Cyber and the CFO
A survey ‘Cyber and the CFO’ conducted jointly by ACCA, Chartered Accountants Australia and New Zealand, Macquarie University and Optus showed that 57% of respondents rank cyber security in their top five business risks and 52% saw cyber security as a high or very high risk to their organization. Unsurprising, maybe, as the global cost of cybercrime is estimated to reach US$6 trillion by 2021. It is a subject that is never far from the press. Is this a business risk that we, as finance professionals, can afford to ignore?
Weakness in cyber security is a significant business risk across all organizations. The level of threat evolves and changes as technology changes. Organizations are, however, increasingly connected in the ways in which they undertake business, and this too transforms the risk profile. Yet, cyber security is not managed as a business risk, and too often, it is left to the information technology professionals alone to handle. The impact is not only financial; it is, perhaps more significantly, reputational and operational.
You Have Been Attacked, But Do You Know It?

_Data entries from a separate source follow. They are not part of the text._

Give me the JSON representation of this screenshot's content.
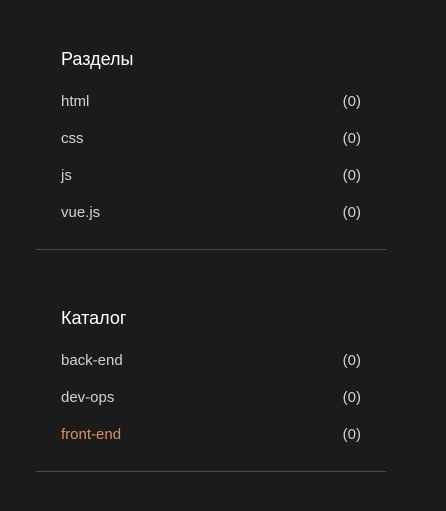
{
  "sections": [
    {
      "title": "Разделы",
      "items": [
        {
          "label": "html",
          "count": "(0)"
        },
        {
          "label": "css",
          "count": "(0)"
        },
        {
          "label": "js",
          "count": "(0)"
        },
        {
          "label": "vue.js",
          "count": "(0)"
        }
      ]
    },
    {
      "title": "Каталог",
      "items": [
        {
          "label": "back-end",
          "count": "(0)"
        },
        {
          "label": "dev-ops",
          "count": "(0)"
        },
        {
          "label": "front-end",
          "count": "(0)"
        }
      ]
    }
  ],
  "colors": {
    "background": "#1b1b1b",
    "text": "#d2d2d2",
    "title": "#ffffff",
    "active": "#d9925f",
    "divider": "#4a4a4a"
  }
}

Does the evolving nature of the threat, the changing nature of the risk, mean that we are less comfortable in addressing this business risk? There is a saying in the cyber world, there are those who know they have been attacked and those that have been attacked but are unaware. 54% of our survey respondents were either not aware that their organization had been attacked or thought that it had never been. Only 26% of respondents were aware that their organization had been attacked in the last six months.
Time to Play Your Role in The Reality of Cyber Risk
Do not wait for a cyber attack to occur. Do not wait for the fine or the measurable reputational loss. Finance leaders need to recognize that cyber risk is one that is very relevant to them. The constantly evolving nature of the threats and risks is something that organizational leaders need to manage. Finance teams with their broad view of the organization have a key role to play in providing leadership.
In doing this, you need to ensure that you are fully up to date on the nature of the risk that the organization faces on an on-going basis.
The evolving nature of the risk will continue so take advantage of the programs run by professional bodies and others to keep yourself informed. The risk is more comprehensive than people appreciate.
Redefine Risk and Resilience
As part of this evolving threat cyber criminals constantly find new vulnerabilities to exploit. The importance of maintaining software and hardware to protect it from exploitation is paramount. This is not the whole story. Traditionally we have relied on the existence of a secure perimeter for our IT systems. However, in our hyper connected world, the border between the inside and the outside is blurry. Think of the personal devices that we bring to work. To effectively manage the cyber risk, we need to move to a zero trust model, where users and equipment are systematically verified before getting access.
The process of a cyber attack is a complex one. It does not, necessarily, happen overnight. The cybercriminal can afford to play a long game. To prepare their attack and then to exploit the vulnerabilities until they are discovered, or if not, until such time as they want to leave and cover up where they have been.
Guidelines such as those published by Australian Cyber Security Centre and the UK National Cyber Security Centre provide practical advice in managing the cyber risk, especially for smaller entities. Above all, whatever the consequences, we should ensure that we report a cyber attack to the relevant national authority.
Focus on Recovery Plans
In preparing for an attack it is important not only to manage the attack itself but also to manage the recovery afterwards. This requires effective planning not only to manage the technical issues but also the relationships with regulators, customers and suppliers. Only 37% of the survey respondents noted that there was a remediation plan in place that was regularly updated and tested. It is not only the loss of personally identifiable information that we should be concerned about. It is how we do business in the connected world.
Audit Your Supply Chain
Our supply chains become ever more complex and integrated. Our cyber risks exist at the boundary of our organizations, which may well be a direct connection with a third party. The weakest point may well be that third party. Providing support to and assessing the vulnerability of these third parties is essential, yet 41% of respondents had no knowledge of any cyber security assessment or audit being conducted on their organization’s supply chain.
Invest in Cyber Insurance
Cyber risk should be a topic that the leadership of the organization regularly reviews and actions as part of its business risks assessments. The potential financial impact needs to be qualified. For the cybercriminal the activity can be more profitable than any other illegal activity. Paying the criminals to unlock data attacked through ransomware will mark you as a vulnerable target on the dark web. Insurance will help manage some of the losses arising from an attack, and 44% of respondents were unsure their organization had cyber insurance, if the cover is at an appropriate level.
Some Key Steps to Take
- Ensure that responsibilities and accountabilities for cyber security are properly established.
- Ensure that the cyber risk faced by the organization is appropriately quantified.
- Appreciate that it is not a question of ‘if’ you are attacked, but of ‘when’ and ‘how’.
- Ensure that the cyber risk assessments are performed on a regular basis and reviewed at board level.
- Ensure that sufficient resources are allocated to cyber risk prevention, including skilled individuals as well as protection measures.
- Review the results of cyber prevention activities on a regular basis.
- Understand which data elements support your critical business operations and ensure that they are appropriately protected.